Every time you take an official test, you are contributing your lab rat skills on those experimental sections. (Does that make you feel good? You are contributing to science! For free!) That is where they test and calibrate their questions. But you’d better believe that they aren’t writing random questions that they then learn about on the experimental section: they already have a pretty good idea what is going to happen by the time the question shows up on your test.
So, if you are the manager of a bunch of question writers, what are you going to do? Well, there have to be templates that writers share, so that Sarah’s questions look the same as Karim’s questions. And, dear TestSmasher, if you can figure out the templates, it is like having a master key to the test — or a sledge hammer!
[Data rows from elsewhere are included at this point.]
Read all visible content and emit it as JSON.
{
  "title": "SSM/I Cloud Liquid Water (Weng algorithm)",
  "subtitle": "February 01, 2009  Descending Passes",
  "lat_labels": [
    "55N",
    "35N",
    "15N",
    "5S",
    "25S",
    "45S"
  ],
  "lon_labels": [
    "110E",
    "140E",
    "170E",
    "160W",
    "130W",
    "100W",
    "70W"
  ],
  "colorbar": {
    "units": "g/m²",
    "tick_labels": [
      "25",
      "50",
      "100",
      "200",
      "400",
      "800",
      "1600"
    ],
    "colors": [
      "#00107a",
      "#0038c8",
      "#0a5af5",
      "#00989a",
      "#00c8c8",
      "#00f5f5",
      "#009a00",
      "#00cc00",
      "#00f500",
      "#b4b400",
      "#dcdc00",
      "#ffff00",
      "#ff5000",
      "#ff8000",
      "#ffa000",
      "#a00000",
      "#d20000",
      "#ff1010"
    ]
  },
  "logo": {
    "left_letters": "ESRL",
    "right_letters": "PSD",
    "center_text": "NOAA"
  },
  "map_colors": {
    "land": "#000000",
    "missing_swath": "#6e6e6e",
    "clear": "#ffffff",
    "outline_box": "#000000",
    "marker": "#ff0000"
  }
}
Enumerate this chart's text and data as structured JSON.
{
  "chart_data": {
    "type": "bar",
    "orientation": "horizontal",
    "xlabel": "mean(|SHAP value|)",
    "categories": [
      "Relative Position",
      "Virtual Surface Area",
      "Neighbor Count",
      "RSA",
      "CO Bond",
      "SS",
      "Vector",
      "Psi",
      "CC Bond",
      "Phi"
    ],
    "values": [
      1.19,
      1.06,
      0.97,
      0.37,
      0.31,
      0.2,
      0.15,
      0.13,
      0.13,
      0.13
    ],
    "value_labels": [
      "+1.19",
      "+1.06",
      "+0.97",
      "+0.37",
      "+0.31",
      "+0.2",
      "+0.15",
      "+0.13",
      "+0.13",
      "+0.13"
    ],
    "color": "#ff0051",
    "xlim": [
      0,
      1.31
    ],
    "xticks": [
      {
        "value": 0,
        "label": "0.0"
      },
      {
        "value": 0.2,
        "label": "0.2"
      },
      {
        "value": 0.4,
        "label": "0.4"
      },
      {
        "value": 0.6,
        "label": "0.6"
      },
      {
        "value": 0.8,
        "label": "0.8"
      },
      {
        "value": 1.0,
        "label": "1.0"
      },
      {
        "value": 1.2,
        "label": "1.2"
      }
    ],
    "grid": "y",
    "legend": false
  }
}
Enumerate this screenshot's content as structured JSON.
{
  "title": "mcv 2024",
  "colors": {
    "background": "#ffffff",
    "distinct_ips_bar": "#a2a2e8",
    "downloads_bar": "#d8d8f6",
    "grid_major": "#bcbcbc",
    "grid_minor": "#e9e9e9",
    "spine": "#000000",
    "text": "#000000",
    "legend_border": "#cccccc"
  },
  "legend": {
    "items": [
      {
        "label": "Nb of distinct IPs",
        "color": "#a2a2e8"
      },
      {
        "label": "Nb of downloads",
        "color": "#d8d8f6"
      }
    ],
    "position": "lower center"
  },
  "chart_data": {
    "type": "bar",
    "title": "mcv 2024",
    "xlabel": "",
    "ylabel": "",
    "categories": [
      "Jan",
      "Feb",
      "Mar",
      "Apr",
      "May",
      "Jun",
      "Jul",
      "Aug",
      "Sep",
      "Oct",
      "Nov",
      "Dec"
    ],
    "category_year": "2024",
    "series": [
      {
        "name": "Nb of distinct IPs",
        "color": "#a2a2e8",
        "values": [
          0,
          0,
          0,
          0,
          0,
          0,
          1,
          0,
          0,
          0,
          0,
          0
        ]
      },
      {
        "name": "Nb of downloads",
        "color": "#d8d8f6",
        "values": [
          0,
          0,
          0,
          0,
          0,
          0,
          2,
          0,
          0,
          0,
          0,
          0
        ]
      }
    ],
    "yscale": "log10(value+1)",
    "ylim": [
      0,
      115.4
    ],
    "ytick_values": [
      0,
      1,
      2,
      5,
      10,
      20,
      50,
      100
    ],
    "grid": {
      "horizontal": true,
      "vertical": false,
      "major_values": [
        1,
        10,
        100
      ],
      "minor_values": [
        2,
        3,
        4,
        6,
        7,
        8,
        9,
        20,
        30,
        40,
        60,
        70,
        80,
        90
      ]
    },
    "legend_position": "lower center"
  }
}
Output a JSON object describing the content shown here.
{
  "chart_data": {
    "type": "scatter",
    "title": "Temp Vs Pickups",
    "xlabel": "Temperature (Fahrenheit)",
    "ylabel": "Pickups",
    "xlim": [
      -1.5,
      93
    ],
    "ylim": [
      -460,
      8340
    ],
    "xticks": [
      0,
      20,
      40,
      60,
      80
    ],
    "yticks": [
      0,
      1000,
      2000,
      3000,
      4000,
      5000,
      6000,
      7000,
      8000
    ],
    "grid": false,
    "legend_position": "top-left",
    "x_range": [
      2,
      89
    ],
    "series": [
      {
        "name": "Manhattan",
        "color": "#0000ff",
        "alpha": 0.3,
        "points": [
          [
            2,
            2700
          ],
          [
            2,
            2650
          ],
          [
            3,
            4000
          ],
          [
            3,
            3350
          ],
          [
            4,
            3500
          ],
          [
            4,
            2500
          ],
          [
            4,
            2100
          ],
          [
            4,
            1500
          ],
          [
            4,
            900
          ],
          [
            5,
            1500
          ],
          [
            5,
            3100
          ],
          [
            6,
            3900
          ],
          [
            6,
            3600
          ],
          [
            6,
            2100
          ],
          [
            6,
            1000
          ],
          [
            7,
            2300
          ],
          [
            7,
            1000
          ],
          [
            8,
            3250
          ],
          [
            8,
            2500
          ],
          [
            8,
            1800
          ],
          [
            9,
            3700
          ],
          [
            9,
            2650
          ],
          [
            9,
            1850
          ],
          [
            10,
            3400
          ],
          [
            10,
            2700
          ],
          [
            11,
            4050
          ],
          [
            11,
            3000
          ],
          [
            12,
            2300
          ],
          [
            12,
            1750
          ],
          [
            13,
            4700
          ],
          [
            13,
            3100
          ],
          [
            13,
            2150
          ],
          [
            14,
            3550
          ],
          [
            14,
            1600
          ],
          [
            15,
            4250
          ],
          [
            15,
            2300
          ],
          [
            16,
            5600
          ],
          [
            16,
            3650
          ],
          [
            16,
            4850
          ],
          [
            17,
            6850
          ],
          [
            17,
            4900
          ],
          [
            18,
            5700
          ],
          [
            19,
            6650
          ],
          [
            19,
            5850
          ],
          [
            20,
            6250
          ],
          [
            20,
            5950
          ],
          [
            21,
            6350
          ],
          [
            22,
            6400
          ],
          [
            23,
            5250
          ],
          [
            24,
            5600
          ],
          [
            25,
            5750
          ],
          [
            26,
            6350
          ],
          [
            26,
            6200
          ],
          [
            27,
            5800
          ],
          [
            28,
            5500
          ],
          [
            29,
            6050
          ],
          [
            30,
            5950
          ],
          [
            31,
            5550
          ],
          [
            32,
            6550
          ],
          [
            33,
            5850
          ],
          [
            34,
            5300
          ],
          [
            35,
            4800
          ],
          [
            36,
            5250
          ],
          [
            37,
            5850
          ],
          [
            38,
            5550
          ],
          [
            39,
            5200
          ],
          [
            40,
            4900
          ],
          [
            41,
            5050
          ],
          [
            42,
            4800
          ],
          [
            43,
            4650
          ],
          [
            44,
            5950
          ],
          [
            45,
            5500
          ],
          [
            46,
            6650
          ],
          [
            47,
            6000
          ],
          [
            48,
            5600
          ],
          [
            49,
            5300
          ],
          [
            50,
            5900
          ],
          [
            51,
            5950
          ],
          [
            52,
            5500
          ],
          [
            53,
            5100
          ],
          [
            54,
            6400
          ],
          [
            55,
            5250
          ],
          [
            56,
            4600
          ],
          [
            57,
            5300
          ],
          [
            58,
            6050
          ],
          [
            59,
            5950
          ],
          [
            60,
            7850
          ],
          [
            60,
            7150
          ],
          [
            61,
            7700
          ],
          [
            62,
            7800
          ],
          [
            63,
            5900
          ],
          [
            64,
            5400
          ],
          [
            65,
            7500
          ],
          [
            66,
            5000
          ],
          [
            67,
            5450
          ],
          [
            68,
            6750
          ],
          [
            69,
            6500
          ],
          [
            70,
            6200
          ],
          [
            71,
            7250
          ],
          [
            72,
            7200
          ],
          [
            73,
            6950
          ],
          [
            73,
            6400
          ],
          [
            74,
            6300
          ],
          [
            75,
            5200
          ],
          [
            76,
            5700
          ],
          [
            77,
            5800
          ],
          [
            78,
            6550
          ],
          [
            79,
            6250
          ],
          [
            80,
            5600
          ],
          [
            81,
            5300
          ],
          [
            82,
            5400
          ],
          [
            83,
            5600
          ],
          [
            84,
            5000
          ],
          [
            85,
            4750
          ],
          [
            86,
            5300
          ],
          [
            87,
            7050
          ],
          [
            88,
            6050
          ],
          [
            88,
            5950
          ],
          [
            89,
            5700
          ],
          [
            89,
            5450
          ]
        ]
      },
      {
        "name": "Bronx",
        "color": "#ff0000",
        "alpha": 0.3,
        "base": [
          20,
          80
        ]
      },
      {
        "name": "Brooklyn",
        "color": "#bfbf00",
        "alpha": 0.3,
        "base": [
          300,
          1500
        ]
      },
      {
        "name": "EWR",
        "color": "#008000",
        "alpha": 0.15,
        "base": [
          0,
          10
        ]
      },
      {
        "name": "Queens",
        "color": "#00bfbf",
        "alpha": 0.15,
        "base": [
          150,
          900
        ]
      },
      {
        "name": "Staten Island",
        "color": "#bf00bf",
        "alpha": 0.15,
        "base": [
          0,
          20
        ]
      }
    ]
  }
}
This could work for any question type, but I think arguments are particularly well suited for this exercise, which is to sit down and write (at least) 3 questions in the style of your test:
- Pick one stem (maybe a question type you hate?) and use it for all three.
- Find a couple of official questions of the same type.
- Analyze the best you can the argument structure: number of sentences, the role they serve, etc.
- Choose 3 totally unrelated topics
- Craft an argument on each topic that conforms to the structure
- Write at least three answer choices (five might get tedious)
Most of the art of question writing lies in writing the answer choices, so let’s drill down into that one.
The correct answer has to be:
- Indisputably correct. (Think about aggrieved test takers and their lawyers.)
- Not obvious.
How do you do both at once? The way I would go about it is write an obvious and correct answer choice and then revise by picking synonyms or other phrases that mean the same thing but aren’t the way you would think to characterize the correct answer if you were a normal person instead of a test writer.
The wrong answers have to be:
- Indisputably incorrect. (Think lawyers again!)
- Attractive.
And how do you do that? Well, you say things that are correct but not answering the question, of course! Or things that are in response to the question but are slightly, subtly, but fatally wrong. Write at least one of each.
Once you have done this exercise, first, post your fake questions in the comments — I’d love to see what you come up with. Then, go do a set of real questions with the same stem. Do you approach the questions differently? Identify the wrong (or right) answers more consistently? Do you catch yourself before you fall into a trap that used to trip you up?
*There is an entire scientific field, psychometrics, that studies how you think and respond to questions designed to measure something about your cognition, psychology, or character.